Ekim 2021’de ordunun eski başbakan Abdullah Hamduk başkanlığındaki geçici hükümeti görevden alıp olağanüstü hal ilan etmesiyle dalgalanmalar yeni bir boyut kazandı.
Burhan ve Hamideti Konsey’de kalırken, sivil üyelerden biri hariç tümü değiştirildi.
Afrika Birliği, darbenin hemen ardından Sudan’ın üyeliğini askıya aldı. ABD ve Avrupa Birliği, Sudan’daki geçiş aşamasını desteklemek için söz verdikleri yüz milyonlarca dolarlık kalkınma yardımını dondurdu.
Hamideti, adını Darfur bölgesinde Arap olmayan yerel kabilelere karşı Beşir’in tetikçiliğini yapmak ve sivilleri katletmekle ve kadınlara tecavüz eden milisleriyle duyurdu.
Beşir’den sonra Hızlı Destek Kuvvetleri, çıkarılan bir yasayla ulusal güç statüsüne kavuşturuldu.
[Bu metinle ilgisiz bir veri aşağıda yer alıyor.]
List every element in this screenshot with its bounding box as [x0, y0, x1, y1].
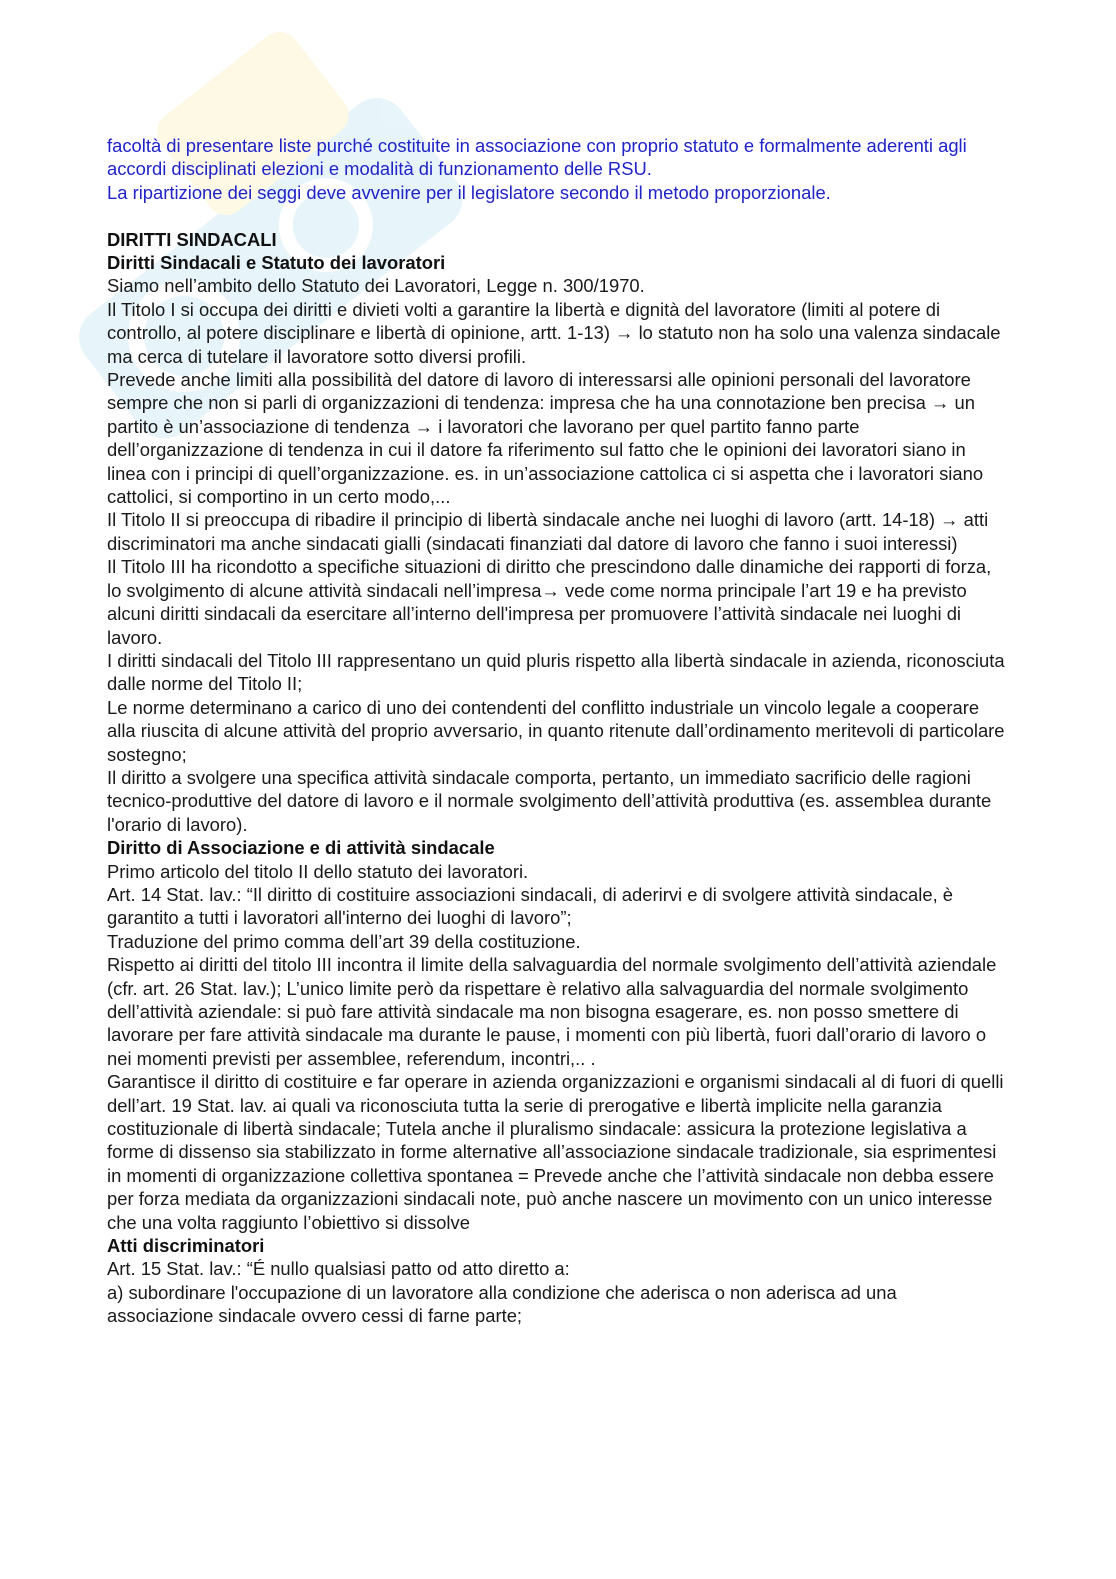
intro-paragraph: La ripartizione dei seggi deve avvenire per il legislatore secondo il metodo proporzionale.	[107, 181, 831, 203]
paragraph: Il Titolo II si preoccupa di ribadire il principio di libertà sindacale anche nei luoghi di lavoro (artt. 14-18) → atti discriminatori ma anche sindacati gialli (sindacati finanziati dal datore di lavoro che fanno i suoi interessi)	[107, 509, 989, 554]
paragraph: Garantisce il diritto di costituire e far operare in azienda organizzazioni e organismi sindacali al di fuori di quelli dell’art. 19 Stat. lav. ai quali va riconosciuta tutta la serie di prerogative e libertà implicite nella garanzia costituzionale di libertà sindacale; Tutela anche il pluralismo sindacale: assicura la protezione legislativa a forme di dissenso sia stabilizzato in forme alternative all’associazione sindacale tradizionale, sia esprimentesi in momenti di organizzazione collettiva spontanea = Prevede anche che l’attività sindacale non debba essere per forza mediata da organizzazioni sindacali note, può anche nascere un movimento con un unico interesse che una volta raggiunto l’obiettivo si dissolve	[107, 1071, 1004, 1233]
paragraph: Il diritto a svolgere una specifica attività sindacale comporta, pertanto, un immediato sacrificio delle ragioni tecnico-produttive del datore di lavoro e il normale svolgimento dell’attività produttiva (es. assemblea durante l'orario di lavoro).	[107, 766, 992, 835]
paragraph: Il Titolo III ha ricondotto a specifiche situazioni di diritto che prescindono dalle dinamiche dei rapporti di forza, lo svolgimento di alcune attività sindacali nell’impresa→ vede come norma principale l’art 19 e ha previsto alcuni diritti sindacali da esercitare all’interno dell'impresa per promuovere l’attività sindacale nei luoghi di lavoro.	[107, 556, 992, 648]
section-title: DIRITTI SINDACALI	[107, 228, 277, 250]
paragraph: Prevede anche limiti alla possibilità del datore di lavoro di interessarsi alle opinioni personali del lavoratore sempre che non si parli di organizzazioni di tendenza: impresa che ha una connotazione ben precisa → un partito è un’associazione di tendenza → i lavoratori che lavorano per quel partito fanno parte dell’organizzazione di tendenza in cui il datore fa riferimento sul fatto che le opinioni dei lavoratori siano in linea con i principi di quell’organizzazione. es. in un’associazione cattolica ci si aspetta che i lavoratori siano cattolici, si comportino in un certo modo,...	[107, 369, 984, 508]
subsection-title: Diritto di Associazione e di attività sindacale	[107, 837, 495, 859]
subsection-title: Diritti Sindacali e Statuto dei lavoratori	[107, 252, 446, 274]
paragraph: Traduzione del primo comma dell’art 39 della costituzione.	[107, 930, 581, 952]
paragraph: I diritti sindacali del Titolo III rappresentano un quid pluris rispetto alla libertà sindacale in azienda, riconosciuta dalle norme del Titolo II;	[107, 649, 1005, 695]
intro-block	[107, 134, 1007, 204]
paragraph: Siamo nell’ambito dello Statuto dei Lavoratori, Legge n. 300/1970.	[107, 275, 645, 297]
paragraph: Il Titolo I si occupa dei diritti e divieti volti a garantire la libertà e dignità del lavoratore (limiti al potere di controllo, al potere disciplinare e libertà di opinione, artt. 1-13) → lo statuto non ha solo una valenza sindacale ma cerca di tutelare il lavoratore sotto diversi profili.	[107, 298, 1001, 367]
paragraph: Art. 15 Stat. lav.: “É nullo qualsiasi patto od atto diretto a:	[107, 1258, 570, 1280]
paragraph: Le norme determinano a carico di uno dei contendenti del conflitto industriale un vincolo legale a cooperare alla riuscita di alcune attività del proprio avversario, in quanto ritenute dall’ordinamento meritevoli di particolare sostegno;	[107, 696, 1005, 765]
subsection-title: Atti discriminatori	[107, 1235, 265, 1257]
paragraph: Art. 14 Stat. lav.: “Il diritto di costituire associazioni sindacali, di aderirvi e di svolgere attività sindacale, è garantito a tutti i lavoratori all'interno dei luoghi di lavoro”;	[107, 883, 954, 929]
intro-paragraph: facoltà di presentare liste purché costituite in associazione con proprio statuto e formalmente aderenti agli accordi disciplinati elezioni e modalità di funzionamento delle RSU.	[107, 135, 967, 180]
paragraph: Primo articolo del titolo II dello statuto dei lavoratori.	[107, 860, 529, 882]
paragraph: a) subordinare l'occupazione di un lavoratore alla condizione che aderisca o non aderisca ad una associazione sindacale ovvero cessi di farne parte;	[107, 1281, 897, 1327]
document-page	[107, 134, 1007, 1328]
paragraph: Rispetto ai diritti del titolo III incontra il limite della salvaguardia del normale svolgimento dell’attività aziendale (cfr. art. 26 Stat. lav.); L’unico limite però da rispettare è relativo alla salvaguardia del normale svolgimento dell’attività aziendale: si può fare attività sindacale ma non bisogna esagerare, es. non posso smettere di lavorare per fare attività sindacale ma durante le pause, i momenti con più libertà, fuori dall’orario di lavoro o nei momenti previsti per assemblee, referendum, incontri,.. .	[107, 954, 997, 1069]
Hamideti’nin Sudan’ın altın, demir ve çelik madenlerine sahip olması, onu askeri olarak yenilmez güç haline getirdi. ‘Kaçakçılık Çarı’ olarak da anılmaktadır.
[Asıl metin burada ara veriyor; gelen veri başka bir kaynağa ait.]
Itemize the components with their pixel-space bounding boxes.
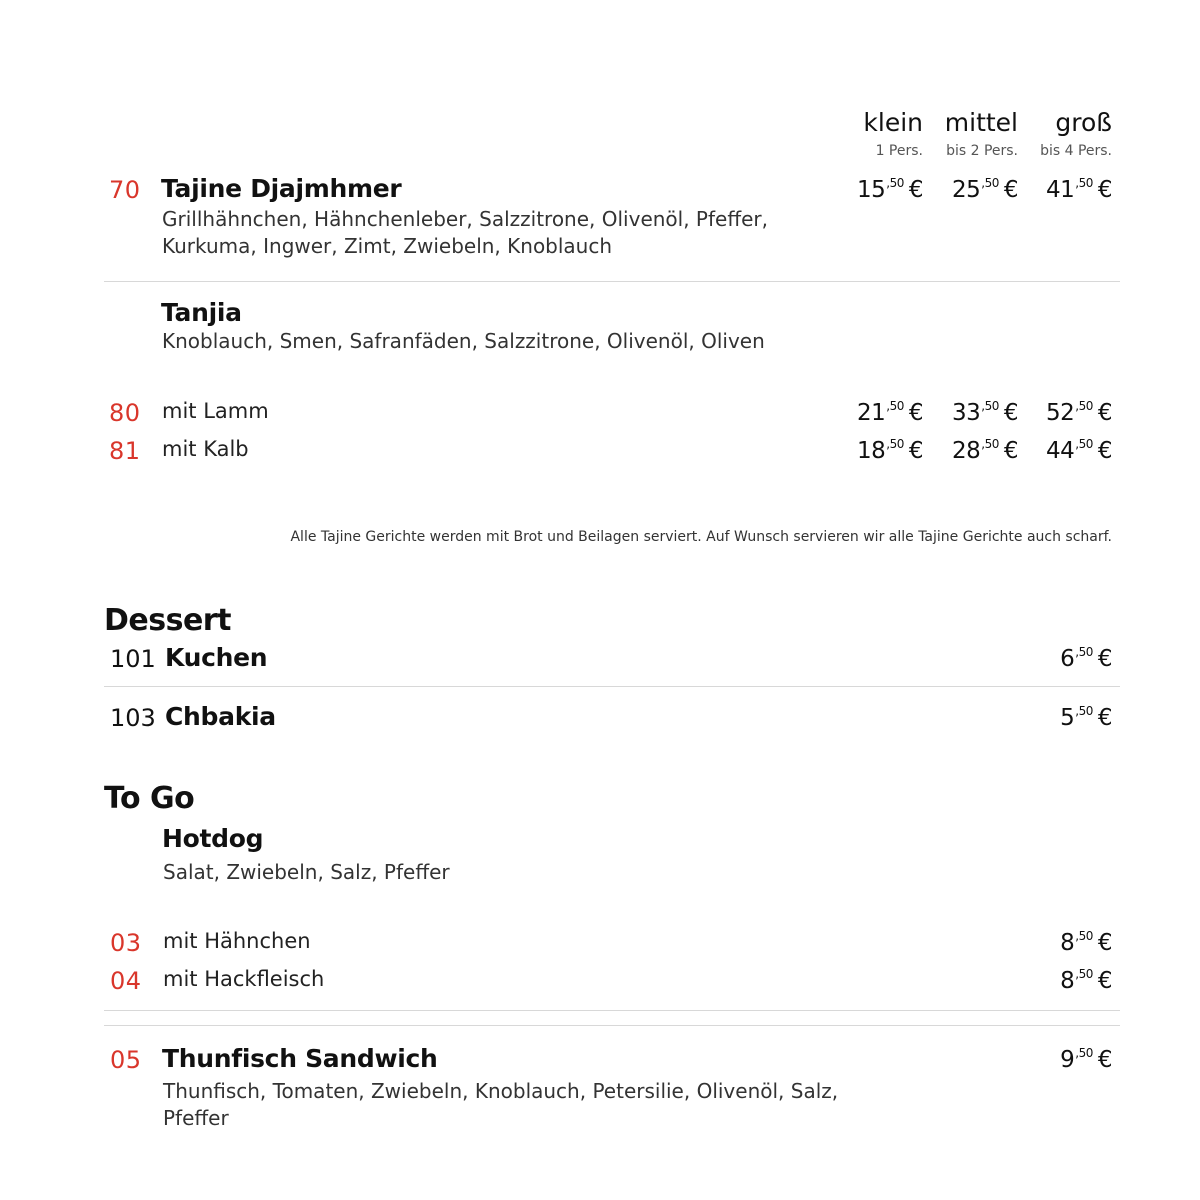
variant-number: 03 [110,929,142,957]
price-klein: $21^{,50}$ € [856,399,923,426]
price-klein: $18^{,50}$ € [856,437,923,464]
variant-number: 04 [110,967,142,995]
variant-label: mit Kalb [162,437,249,461]
price-gross: $52^{,50}$ € [1045,399,1112,426]
price-mittel: $28^{,50}$ € [951,437,1018,464]
price-gross: $44^{,50}$ € [1045,437,1112,464]
tajine-footnote: Alle Tajine Gerichte werden mit Brot und Beilagen serviert. Auf Wunsch servieren wir alle Tajine Gerichte auch scharf. [290,529,1112,545]
item-number: 103 [110,704,156,732]
column-subheader-mittel: bis 2 Pers. [946,143,1018,159]
item-price: $8^{,50}$ € [1060,967,1112,994]
item-title: Tanjia [161,298,242,327]
column-header-klein: klein [863,108,923,137]
item-title: Kuchen [165,643,268,672]
item-price: $6^{,50}$ € [1060,645,1112,672]
divider [104,1025,1120,1026]
section-heading-to-go: To Go [104,781,195,816]
variant-label: mit Lamm [162,399,269,423]
item-price: $5^{,50}$ € [1060,704,1112,731]
item-price: $9^{,50}$ € [1060,1046,1112,1073]
divider [104,686,1120,687]
item-number: 05 [110,1046,142,1074]
price-mittel: $25^{,50}$ € [951,176,1018,203]
divider [104,1010,1120,1011]
divider [104,281,1120,282]
column-subheader-klein: 1 Pers. [875,143,923,159]
column-header-mittel: mittel [944,108,1018,137]
variant-number: 80 [109,399,141,427]
variant-label: mit Hähnchen [163,929,311,953]
item-title: Chbakia [165,702,276,731]
item-description: Thunfisch, Tomaten, Zwiebeln, Knoblauch, Petersilie, Olivenöl, Salz, Pfeffer [163,1079,839,1130]
price-klein: $15^{,50}$ € [856,176,923,203]
item-title: Thunfisch Sandwich [162,1044,438,1073]
variant-number: 81 [109,437,141,465]
item-price: $8^{,50}$ € [1060,929,1112,956]
column-subheader-gross: bis 4 Pers. [1040,143,1112,159]
item-title: Hotdog [162,824,264,853]
section-heading-dessert: Dessert [104,603,231,638]
price-mittel: $33^{,50}$ € [951,399,1018,426]
column-header-gross: groß [1055,108,1112,137]
item-number: 70 [109,176,141,204]
item-description: Knoblauch, Smen, Safranfäden, Salzzitrone, Olivenöl, Oliven [162,329,765,353]
item-description: Grillhähnchen, Hähnchenleber, Salzzitrone, Olivenöl, Pfeffer, Kurkuma, Ingwer, Zimt, Zwiebeln, Knoblauch [162,207,769,258]
item-title: Tajine Djajmhmer [161,174,402,203]
variant-label: mit Hackfleisch [163,967,325,991]
item-description: Salat, Zwiebeln, Salz, Pfeffer [163,860,450,884]
item-number: 101 [110,645,156,673]
price-gross: $41^{,50}$ € [1045,176,1112,203]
Hamideti’nin asker sayısının 100 bin civarında olduğu tahmin edilmektedir. Bunlar, aynı zamanda Yemen ve Libya’daki iç savaşlara müdahil olan paramiliter güçlerdir. Sudan’da ordunun dışında bulunan bu kadar kuvvetli bir askeri gücün istikrarsızlığa sebep olduğu düşünülmektedir ki, bugünkü tablonun asıl nedeni bu güçlerdir.
Sivil yönetime dönüş için yeniden belirlenen yol haritasına göre, Hızlı Destek Kuvvetleri’nin orduya entegre edilmesi gerekmektedir. Hamidet, entegrasyonun 10 yıllık bir sürece yayılması gerektiğinde ısrar etmektedir. Zira gücünü kaybetme endişesi taşımaktadır.
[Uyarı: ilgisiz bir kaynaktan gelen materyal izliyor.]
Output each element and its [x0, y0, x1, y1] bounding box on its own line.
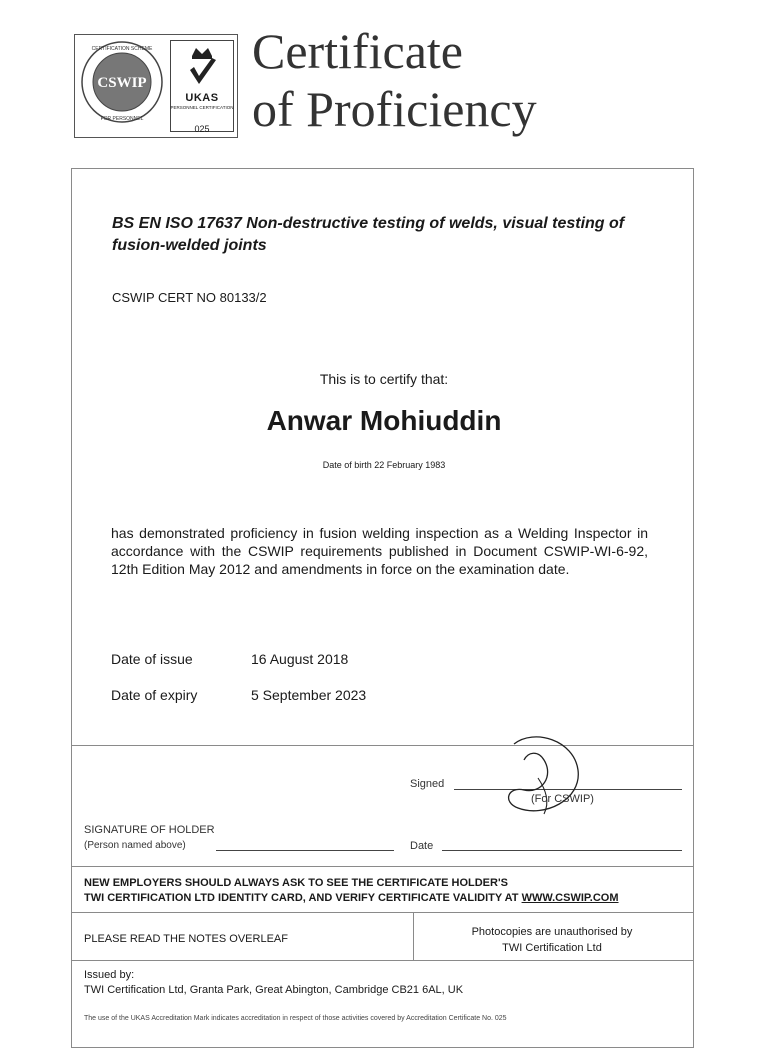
divider	[71, 912, 694, 913]
issued-by	[84, 968, 463, 998]
footnote: The use of the UKAS Accreditation Mark indicates accreditation in respect of those activities covered by Accreditation Certificate No. 025	[84, 1015, 507, 1022]
cswip-seal-icon	[80, 40, 164, 124]
cswip-link[interactable]: WWW.CSWIP.COM	[521, 892, 619, 904]
signed-label: Signed	[410, 778, 445, 790]
ukas-sub: PERSONNEL CERTIFICATION	[170, 105, 234, 110]
signature-icon	[494, 730, 586, 822]
issued-by-label: Issued by:	[84, 969, 135, 981]
employer-notice-line-1: NEW EMPLOYERS SHOULD ALWAYS ASK TO SEE THE CERTIFICATE HOLDER'S	[84, 877, 508, 889]
divider	[413, 912, 414, 960]
date-of-birth: Date of birth 22 February 1983	[322, 460, 446, 470]
divider	[71, 866, 694, 867]
employer-notice-line-2	[84, 891, 684, 906]
standard-title: BS EN ISO 17637 Non-destructive testing of welds, visual testing of fusion-welded joints	[112, 215, 625, 254]
date-label: Date	[410, 840, 434, 852]
read-notes: PLEASE READ THE NOTES OVERLEAF	[84, 933, 288, 945]
title-line-2: of Proficiency	[252, 81, 537, 137]
issued-by-address: TWI Certification Ltd, Granta Park, Great Abington, Cambridge CB21 6AL, UK	[84, 984, 464, 996]
issue-date-label: Date of issue	[111, 651, 193, 667]
seal-text: CSWIP	[97, 75, 147, 91]
certify-line: This is to certify that:	[319, 371, 449, 387]
issue-date-value: 16 August 2018	[251, 651, 349, 667]
page-title	[252, 22, 537, 138]
date-line[interactable]	[442, 850, 682, 851]
photocopies-notice	[418, 924, 686, 956]
photocopies-line-2: TWI Certification Ltd	[502, 942, 602, 954]
ukas-number: 025	[194, 124, 210, 134]
crown-check-icon	[184, 44, 220, 92]
holder-signature-line[interactable]	[216, 850, 394, 851]
divider	[71, 960, 694, 961]
holder-name: Anwar Mohiuddin	[266, 405, 502, 436]
for-cswip-label: (For CSWIP)	[531, 793, 594, 805]
cert-number: CSWIP CERT NO 80133/2	[112, 290, 267, 305]
employer-notice-text: TWI CERTIFICATION LTD IDENTITY CARD, AND VERIFY CERTIFICATE VALIDITY AT	[84, 892, 519, 904]
divider	[71, 745, 694, 746]
expiry-date-value: 5 September 2023	[251, 687, 367, 703]
expiry-date-label: Date of expiry	[111, 687, 198, 703]
holder-signature-label: SIGNATURE OF HOLDER	[84, 824, 215, 836]
photocopies-line-1: Photocopies are unauthorised by	[471, 926, 633, 938]
seal-ring-bottom: FOR PERSONNEL	[100, 116, 144, 122]
employer-notice	[84, 876, 684, 906]
proficiency-statement: has demonstrated proficiency in fusion welding inspection as a Welding Inspector in accordance with the CSWIP requirements published in Document CSWIP-WI-6-92, 12th Edition May 2012 and amendments in force on the examination date.	[111, 525, 648, 577]
holder-signature-sub: (Person named above)	[84, 840, 186, 851]
ukas-label: UKAS	[185, 92, 219, 104]
title-line-1: Certificate	[252, 23, 463, 79]
seal-ring-top: CERTIFICATION SCHEME	[91, 46, 153, 52]
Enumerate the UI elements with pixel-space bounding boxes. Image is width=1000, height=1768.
İki generalden hangisinin liderlik edeceği tartışmaları anlaşmazlıkla sonuçlanınca çatışmalar başladı. Esasında bu, iki güçlü taraf arasında üstünlük için uzun süredir devam eden bir rekabetin sonucudur.
Ülkenin çeşitli noktalarına HDK güçleri tekrar konuşlandırılınca General Burhan’ın başında bulunduğu Sudan ordusu bunu bir tehdit olarak algıladı.
Birçok kişi, iki generalin de mevcut güçlerini kaybederlerse başlarına geleceklerden korktuğunu düşünüyor.
Sudan Komünist Partisi Dış İlişkiler Sekreteri Salih Mahmud, “Her iki güç de iktidarı sivil güçlere devretmemek için neden olarak kullanabilmek için silahlı çatışmayı tırmandırmakta ortak çıkarlara sahip” demesi bir gerçeğin ifadesidir.
Sudan’da barışçıl bir demokratik geçişin sağlıklı yürütülebilmesi için askeri harcamaların sivil denetime açılması, doğal kaynakların Sudan halkının kontrolüne devredilmesi gerekmektedir.
Türkiye Beşir’le 22 anlaşmaya imza attı. Sevakin adasının 99 yıllığına Türkiye’ye tahsis edilmesi, Kızıldeniz’de kendisine yer açacağı gerekçesiyle Suudi Arabistan ve Mısır’ı kızdırdı. Bu gelişme, Osmanlı’nın dönüşü olarak yorumlandı. Türkiye ise projeyi Osmanlı eserlerinin restore edilmesi ve hacca gidecek Türkler için Sevakin’in bir uğrak merkezine dönüştürülmesi olarak sunmuştu. Beşir’den sonra anlaşmalar belirsizliğe gömüldü.
Ankara’nın iki tarafa aynı mesafede durması, kardeş gözüyle bakması iç siyasete müdahil olmama adına olumludur. Hamideti’nin Hafter ve Wagner’le ilişkileri Türkiye’yi rahatsız etse de Erdoğan kaybedeceği ata oynamak istememektedir.